Define the project. Most projects are half completed, data are collected and may be analysed, literature reviewed, and project outlined. Some sections may already be completed. Sometimes a project may be unfinished because the original outlined or data analysis may be problematic. Review the current nature of the project, decide what needs to be changed, and what needs to be continued. And develop a plan. Another purpose of defining the project is that sometimes projects that are unfinished are simply not very good. This is the time to be honest and decide that an unfinished projects needs to be deleted from the agenda and move forward with more promising projects.
Hold a team meeting. All responsible parties meet to develop multiple goals. Goal one is to reach consensus on the definition of the project and components that require work to prepare the project for final submission. Goal two is to assign responsibilities to discrete components of the project (e.g., James’s job is to develop figures 1 through 3). Goal three is to negotiate timelines and deadlines. The important part for goal three is to ensure that the sprint period is convenient for each member. Determining that a student has no competing major projects, exams, or clinical responsibilities during that week is an important factor. The sprint timeframes are most typically seven days. Some projects that may require additional time may take two weeks.

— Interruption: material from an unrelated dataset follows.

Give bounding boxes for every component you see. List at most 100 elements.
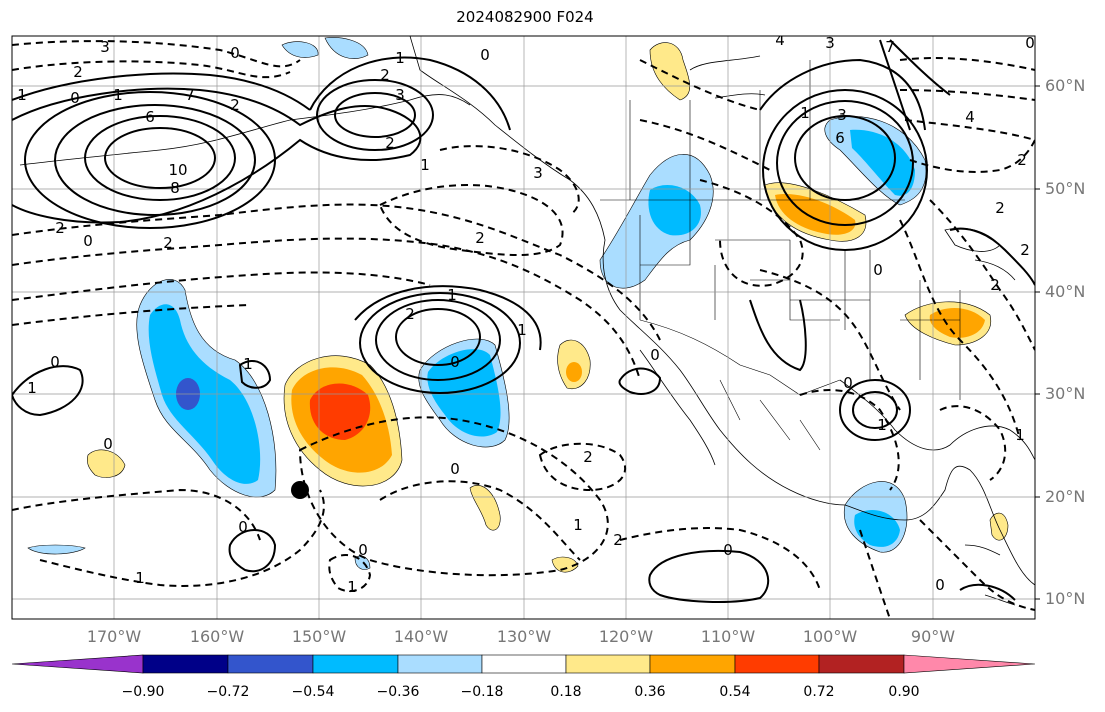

Negotiate a submission date. Each co-author will have a deadline for their projects, yet there is always integration of multiple authors and final polishing of the manuscript that needs to take place. So the submission date should be a week or two after the sprint period ends, but still needs to be explicitly defined and set.
Be available. When any member of the team runs into trouble or get stuck, they are responsible for solving the problem as quickly as possible. As such, the PI or other senior member on the project team must be available to address concerns, consult, and problem solve within 24 hours.
Celebrate success. Success is the submission of the project. If a project is eventually a rejected manuscript or unfunded grant proposal, then the revision or improve grant proposal can be recycled and put into another sprint list. Generally, I assume that the project is good — but no idea is truly good until it is finished. Celebrate finishing.
Most of us work from deadline to deadline. Usually these deadline-driven projects do not require the sprint method because completion dates are so firm. But our most important works are most typically those that are submitted without deadlines. Sometimes unfinished projects are relatively small projects, literature reviews, or secondary analyses of data. These are also the projects that are most likely to be put off to some unknown date in the future due to systemic constraints, time, or projects that are simply not well-organized. By focusing on discrete and intense work, we can finish projects that have been languishing.
So now — off to start the next project.